There is still a long way to go before we can make a real impact in this problem but this legislation is a start and government has committed to reviewing it later to see if it can be improved.
In a rare show of solidarity, both labour groups and employer groups are in favor of this legislation which points to the impact such violence has in our society.
The second significant piece of legislation concerns the sharing of intimate images or what is generally referred to as “revenge porn.”
The new legislation provides a recourse for people who have had nude images of themselves shared on social media without their permission, usually by an ex-partner.
The new legislation allows for criminal charges as well as civil charges and an important part of this is that if someone shares intimate photos or videos of another person, the onus is on them to prove that had permission to do so rather than the victim having to prove that they did not give permission.

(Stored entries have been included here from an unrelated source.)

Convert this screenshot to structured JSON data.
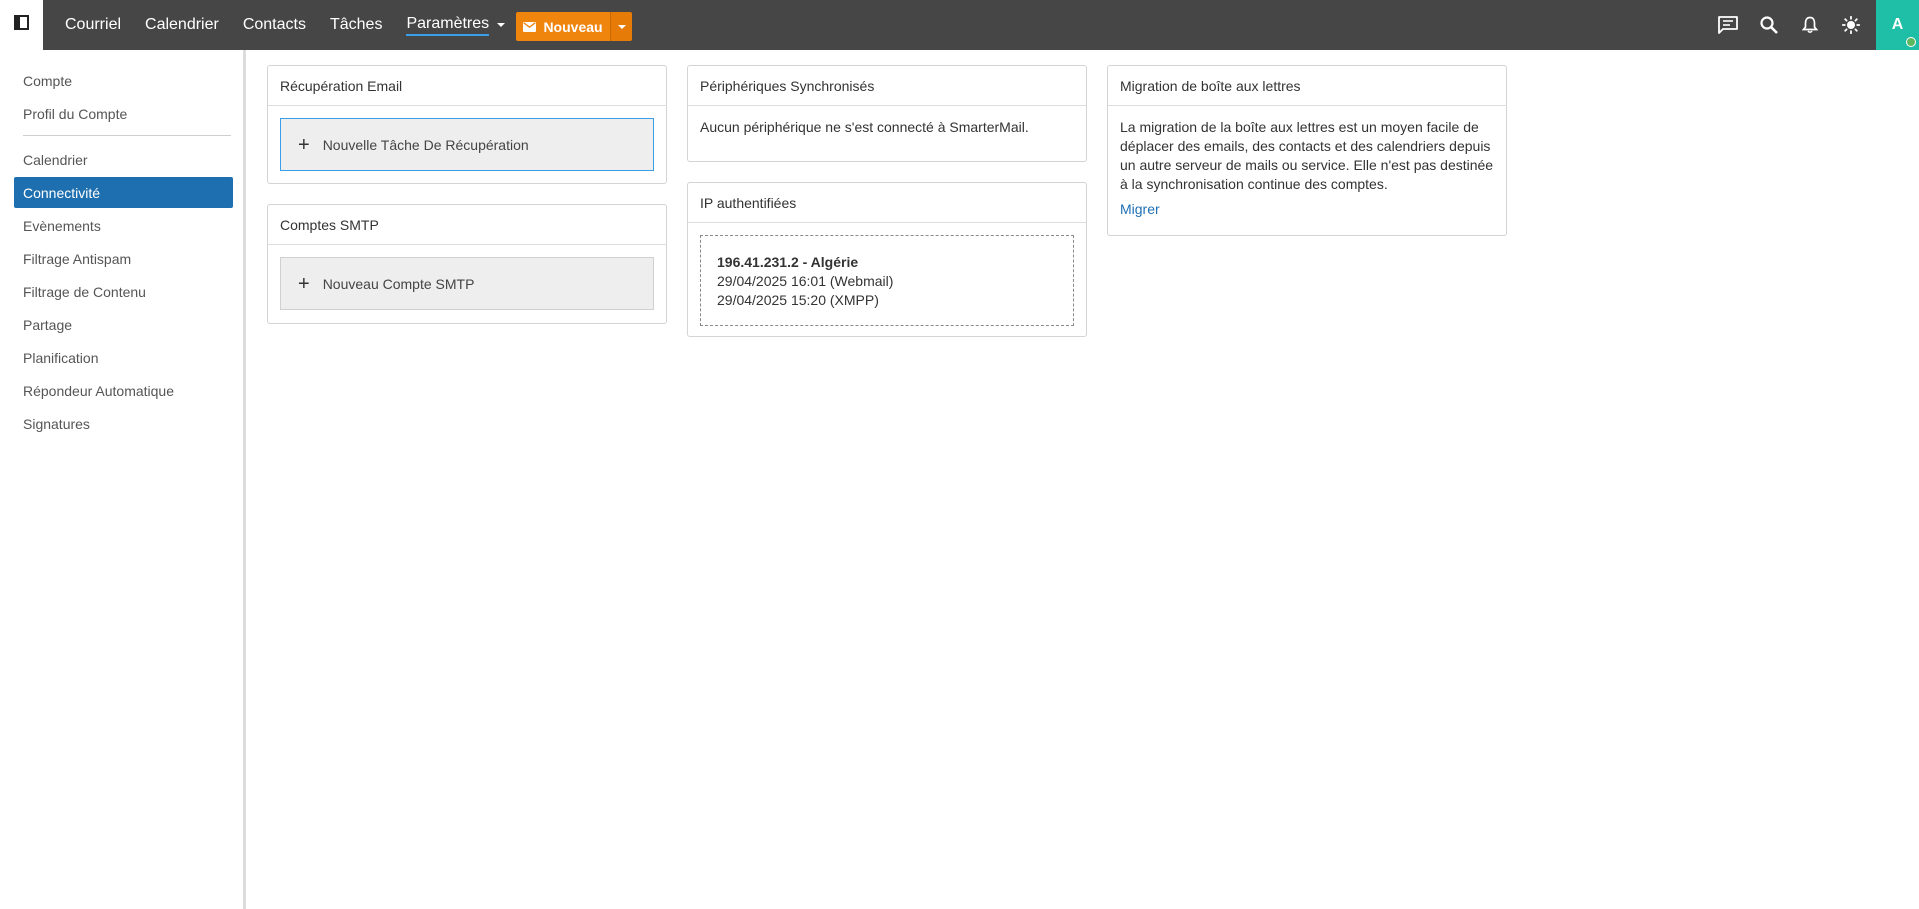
{
  "topbar": {
    "nav": [
      {
        "label": "Courriel"
      },
      {
        "label": "Calendrier"
      },
      {
        "label": "Contacts"
      },
      {
        "label": "Tâches"
      },
      {
        "label": "Paramètres"
      }
    ],
    "new_button_label": "Nouveau",
    "avatar_initial": "A",
    "icons": [
      "chat-icon",
      "search-icon",
      "bell-icon",
      "sun-icon"
    ]
  },
  "sidebar": {
    "items": [
      {
        "label": "Compte"
      },
      {
        "label": "Profil du Compte"
      },
      {
        "label": "Calendrier"
      },
      {
        "label": "Connectivité"
      },
      {
        "label": "Evènements"
      },
      {
        "label": "Filtrage Antispam"
      },
      {
        "label": "Filtrage de Contenu"
      },
      {
        "label": "Partage"
      },
      {
        "label": "Planification"
      },
      {
        "label": "Répondeur Automatique"
      },
      {
        "label": "Signatures"
      }
    ],
    "active_label": "Connectivité"
  },
  "cards": {
    "recuperation": {
      "title": "Récupération Email",
      "button": "Nouvelle Tâche De Récupération"
    },
    "smtp": {
      "title": "Comptes SMTP",
      "button": "Nouveau Compte SMTP"
    },
    "devices": {
      "title": "Périphériques Synchronisés",
      "text": "Aucun périphérique ne s'est connecté à SmarterMail."
    },
    "ips": {
      "title": "IP authentifiées",
      "entries": [
        {
          "heading": "196.41.231.2 - Algérie",
          "line1": "29/04/2025 16:01 (Webmail)",
          "line2": "29/04/2025 15:20 (XMPP)"
        }
      ]
    },
    "migration": {
      "title": "Migration de boîte aux lettres",
      "text": "La migration de la boîte aux lettres est un moyen facile de déplacer des emails, des contacts et des calendriers depuis un autre serveur de mails ou service. Elle n'est pas destinée à la synchronisation continue des comptes.",
      "link": "Migrer"
    }
  },
  "colors": {
    "topbar": "#464646",
    "accent": "#1e6fb0",
    "new_button": "#f0850e",
    "avatar": "#1ebfa6",
    "link": "#1f6fb3"
  }
}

While this activity does affect men as well, revenge porn has predominantly been used against women and the threat of sharing intimate photos has often been used as leverage within relationships to keep control over a woman who may want to leave an unhealthy partner. The new changes give some of this power back to the women and provide some clear consequences for those who choose to break this law.
Considering that what is shared online remains circulating forever, the impact of revenge porn can be devastating and life-altering.
Based on these changes, we are starting to move in the right direction when it comes to these types of issues.
The things which benefit women in our society will also benefit men and families.
Men who are respectful of the women in their lives have nothing to fear from these changes while those who are not need to be aware that such behavior will no longer be tolerated.
Whether it is in the House of Assembly or in our homes, we all deserve to be treated with equality and respect.